Mendoza vorrebbe arrivare a un’Assemblea costituente e a misure di cambiamento strutturale capaci di portare giustizia sociale, ed è contraria sia alla logica neoliberista del Tpp, sia a quella delle basi militari e del pugno di ferro per combattere “l’insicurezza”, cavallo di battaglia degli altri candidati. Ollanta Humala aveva ricevuto l’appoggio aperto dell’allora presidente del Venezuela, Hugo Chavez. Mendoza si è recata varie volte in Venezuela e, per tutta la campagna elettorale è stata tormentata dai giornalisti perché prendesse le distanze dal Venezuela bolivariano. Ma, dalla Spagna (Podemos) al Cile (Camila Vallejo), dall’Ecuador alla Bolivia, all’Argentina, movimenti e forze di sinistra hanno espresso il proprio augurio a Mendoza.
Per Democracia directa corre anche Gregorio Santos, ex governatore di Cajamarca che ha fatto campagna dal carcere, dove si trova per aver appoggiato le lotte ambientaliste.

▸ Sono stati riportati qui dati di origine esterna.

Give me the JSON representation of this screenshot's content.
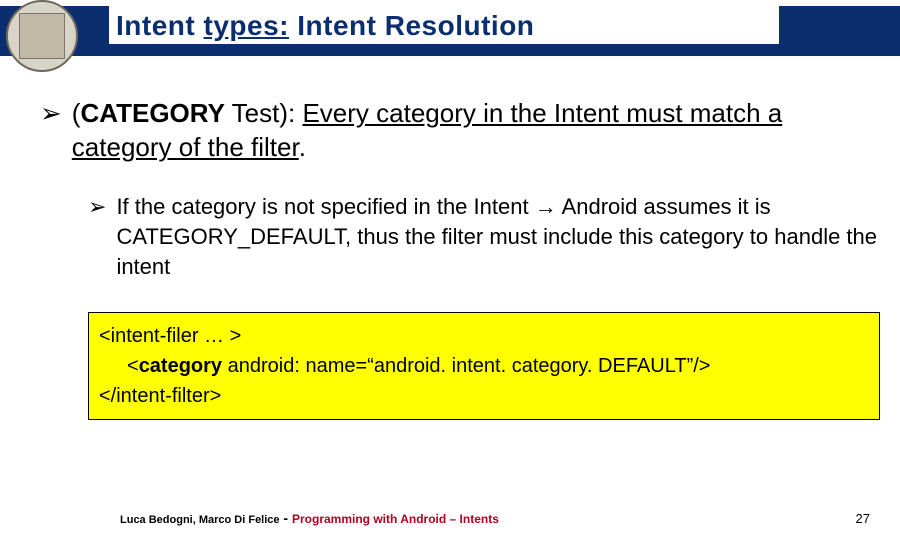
{
  "header": {
    "title_part1": "Intent ",
    "title_part2_underlined": "types:",
    "title_part3": " Intent Resolution"
  },
  "bullet1": {
    "marker": "➢",
    "cat_open": "(",
    "cat_strong": "CATEGORY",
    "cat_rest": " Test):  ",
    "underlined": "Every category in the Intent must match a category of the filter",
    "period": "."
  },
  "bullet2": {
    "marker": "➢",
    "pre": "If  the category is not specified in the Intent ",
    "arrow": "→",
    "post": " Android assumes it is CATEGORY_DEFAULT, thus the filter must include this category to handle the intent"
  },
  "code": {
    "line1": "<intent-filer … >",
    "line2_open": "<",
    "line2_tag": "category",
    "line2_rest": " android: name=“android. intent. category. DEFAULT”/>",
    "line3": "</intent-filter>"
  },
  "footer": {
    "authors": "Luca Bedogni, Marco Di Felice",
    "dash": " - ",
    "course": " Programming with Android – Intents",
    "page": "27"
  }
}
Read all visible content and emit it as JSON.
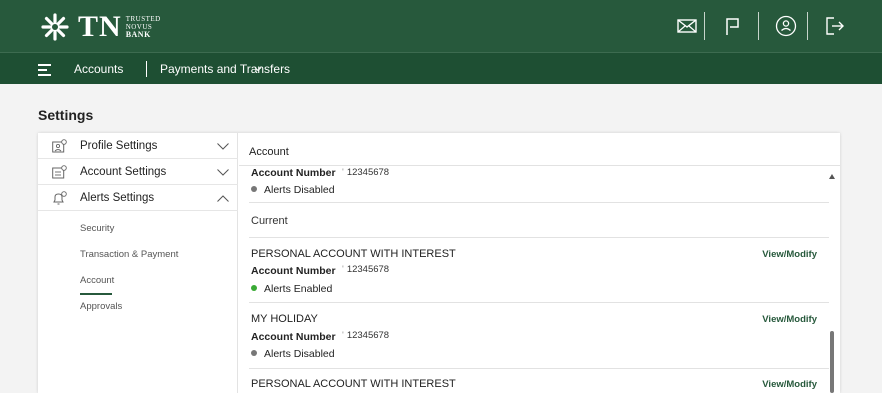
{
  "header": {
    "logo": {
      "mark": "snowflake-logo-mark",
      "name": "TN",
      "line1": "TRUSTED",
      "line2": "NOVUS",
      "line3": "BANK"
    },
    "icons": [
      "mail-icon",
      "flag-icon",
      "user-icon",
      "logout-icon"
    ]
  },
  "nav": {
    "menu_icon": "menu-icon",
    "accounts": "Accounts",
    "payments": "Payments and Transfers"
  },
  "page": {
    "title": "Settings"
  },
  "sidebar": {
    "items": [
      {
        "label": "Profile Settings",
        "icon": "profile-settings-icon",
        "expanded": false
      },
      {
        "label": "Account Settings",
        "icon": "account-settings-icon",
        "expanded": false
      },
      {
        "label": "Alerts Settings",
        "icon": "alerts-settings-icon",
        "expanded": true
      }
    ],
    "sub_items": [
      "Security",
      "Transaction & Payment",
      "Account",
      "Approvals"
    ],
    "active_sub": "Account"
  },
  "content": {
    "heading": "Account",
    "partial_row": {
      "number_label": "Account Number",
      "number": "12345678",
      "status": "Alerts Disabled"
    },
    "group_label": "Current",
    "accounts": [
      {
        "name": "PERSONAL ACCOUNT WITH INTEREST",
        "number_label": "Account Number",
        "number": "12345678",
        "status": "Alerts Enabled",
        "action": "View/Modify"
      },
      {
        "name": "MY HOLIDAY",
        "number_label": "Account Number",
        "number": "12345678",
        "status": "Alerts Disabled",
        "action": "View/Modify"
      },
      {
        "name": "PERSONAL ACCOUNT WITH INTEREST",
        "action": "View/Modify"
      }
    ]
  },
  "colors": {
    "brand_green": "#27593c",
    "nav_green": "#1e4f33",
    "enabled": "#3aaa35",
    "disabled": "#777777"
  }
}
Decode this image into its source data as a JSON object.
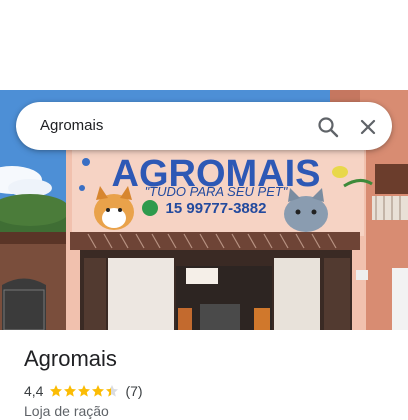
{
  "search": {
    "query": "Agromais"
  },
  "storefront": {
    "sign_name": "AGROMAIS",
    "sign_slogan": "\"TUDO PARA SEU PET\"",
    "sign_phone": "15 99777-3882"
  },
  "place": {
    "name": "Agromais",
    "rating": "4,4",
    "rating_value": 4.4,
    "stars_max": 5,
    "reviews": "(7)",
    "category": "Loja de ração"
  },
  "icons": {
    "search": "search-icon",
    "close": "close-icon",
    "star": "star-icon"
  },
  "colors": {
    "star": "#fbbc04",
    "star_empty": "#dadce0",
    "text_primary": "#202124",
    "text_secondary": "#5f6368"
  }
}
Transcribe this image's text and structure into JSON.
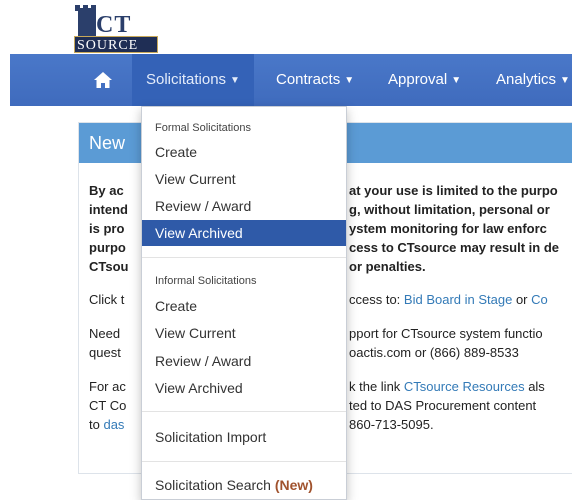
{
  "logo": {
    "top_text": "CT",
    "bottom_text": "SOURCE"
  },
  "nav": {
    "home_icon": "home-icon",
    "items": [
      {
        "label": "Solicitations",
        "active": true
      },
      {
        "label": "Contracts"
      },
      {
        "label": "Approval"
      },
      {
        "label": "Analytics"
      }
    ]
  },
  "panel": {
    "title": "New",
    "lines": [
      {
        "left": "By ac",
        "right": "at your use is limited to the purpo"
      },
      {
        "left": "intend",
        "right": "g, without limitation, personal or"
      },
      {
        "left": "is pro",
        "right": "ystem monitoring for law enforc"
      },
      {
        "left": "purpo",
        "right": "cess to CTsource may result in de"
      },
      {
        "left": "CTsou",
        "right": "or penalties."
      },
      {
        "left": "Click t",
        "right_prefix": "ccess to: ",
        "link1": "Bid Board in Stage",
        "mid": " or ",
        "link2": "Co"
      },
      {
        "left": "Need",
        "right": "pport for CTsource system functio"
      },
      {
        "left": "quest",
        "right": "oactis.com or (866) 889-8533"
      },
      {
        "left": "For ac",
        "right_prefix": "k the link ",
        "link1": "CTsource Resources",
        "mid": " als"
      },
      {
        "left": "CT Co",
        "right": "ted to DAS Procurement content"
      },
      {
        "left": "to ",
        "left_link": "das",
        "right": "860-713-5095."
      }
    ]
  },
  "dropdown": {
    "formal_header": "Formal Solicitations",
    "formal_items": [
      "Create",
      "View Current",
      "Review / Award",
      "View Archived"
    ],
    "informal_header": "Informal Solicitations",
    "informal_items": [
      "Create",
      "View Current",
      "Review / Award",
      "View Archived"
    ],
    "import_label": "Solicitation Import",
    "search_label": "Solicitation Search",
    "search_badge": "(New)"
  },
  "colors": {
    "navbar": "#4472c4",
    "active_nav": "#3462b7",
    "selected_item": "#2f5aa8",
    "panel_header": "#5b9bd5",
    "link": "#337ab7",
    "new_badge": "#a0522d"
  }
}
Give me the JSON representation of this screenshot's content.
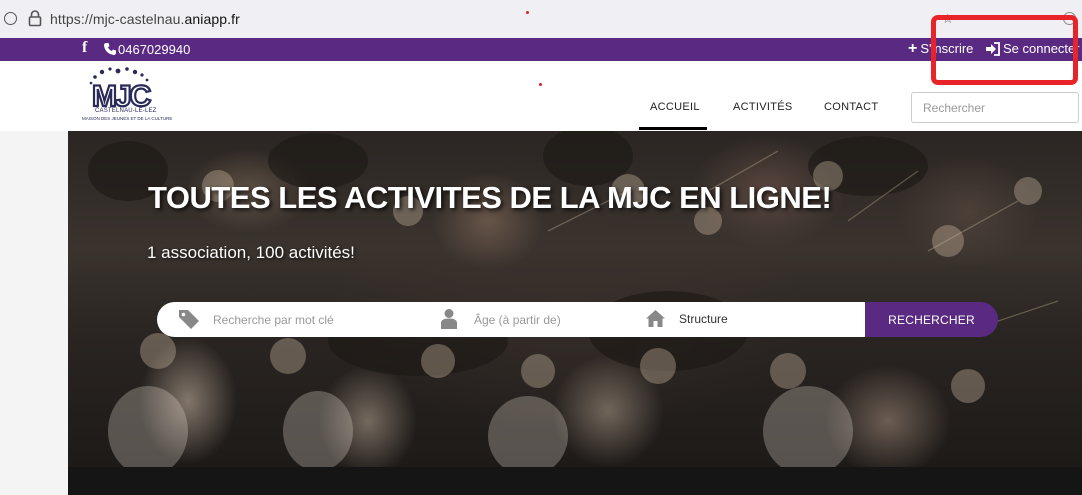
{
  "browser": {
    "url_prefix": "https://mjc-castelnau.",
    "url_domain": "aniapp.fr"
  },
  "topbar": {
    "facebook_icon": "f",
    "phone": "0467029940",
    "signup_label": "S'inscrire",
    "login_label": "Se connecter"
  },
  "header": {
    "logo": {
      "line1": "CASTELNAU-LE-LEZ",
      "line2": "MAISON DES JEUNES ET DE LA CULTURE"
    },
    "nav": {
      "accueil": "ACCUEIL",
      "activites": "ACTIVITÉS",
      "contact": "CONTACT"
    },
    "search_placeholder": "Rechercher"
  },
  "hero": {
    "title": "TOUTES LES ACTIVITES DE LA MJC EN LIGNE!",
    "subtitle": "1 association, 100 activités!"
  },
  "search_form": {
    "keyword_placeholder": "Recherche par mot clé",
    "age_placeholder": "Âge (à partir de)",
    "structure_label": "Structure",
    "submit_label": "RECHERCHER"
  },
  "colors": {
    "brand_purple": "#5a2a82",
    "annotation_red": "#e8242a"
  },
  "icons": {
    "tag": "tag-icon",
    "person": "person-icon",
    "home": "home-icon",
    "phone": "phone-icon",
    "plus": "plus-icon",
    "login": "login-icon",
    "lock": "lock-icon",
    "facebook": "facebook-icon"
  }
}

Tutti i candidati hanno riassunto le proposte a chiusura di una campagna segnata da esclusioni e denunce e da grandi manifestazioni contro il ritorno del fujimorismo, incarnato dalla figlia del dittatore Alberto Fujimori. Il 5 aprile è scesa in piazza tutta la sinistra. In quella data, nel 1992, con l’appoggio delle Forze armate, Fujimori proclamò un autogolpe e dissolse il Parlamento. Era andato al governo due anni prima con lo slogan «Lavoro, onestà, tecnologia». In pochi anni, ridusse alla fame mezzo paese e lo tenne sotto la morsa di una feroce repressione dando mano libera agli squadroni della morte come il gruppo Colina. Negli anni ’90, fece sterilizzare in modo fraudolento 272.000 donne e 22.000 uomini. Il 6 novembre del 2001, il Parlamento peruviano ha accusato Fujimori – fuggito l’anno prima in Giappone per sottrarsi a un’accusa per corruzione – di crimini contro l’umanità: per i delitti commessi dal gruppo Colina tra il ’91 e il 92. Venne arrestato in Cile nel 2005 e estradato in Perù nel 2007. Ora sta scontando una condanna a 25 anni.

Pablo Kuczynski ha promesso che, se viene eletto, firmerà una legge per permettere all’ex dittatore di scontare il resto della pena agli arresti domiciliari «al pari di altri della sua età». Una proposta che di certo non riguarderebbe i prigionieri politici delle guerriglie di sinistra…
Di fronte alla mobilitazione di una ventina di città che hanno risposto all’appello del collettivo “No a Keiko”, la candidata ha dovuto sospendere la campagna elettorale. Recentemente, ha promesso di non ripetere «gli stessi errori» del padre e anche di dare continuità al lavoro della Commissione per la verità e riconciliazione. E’ la quinta volta che la quarantenne si candida alla presidenza. Questa volta ha promesso di realizzare il paese di bengodi. Ma, all’ultimo minuto, anche la sua candidatura potrebbe essere invalidata per via di un ricorso di aver infranto la legge offrendo soldi durante un evento elettorale.
L’Osa ha inviato nel paese 79 osservatori elettorali.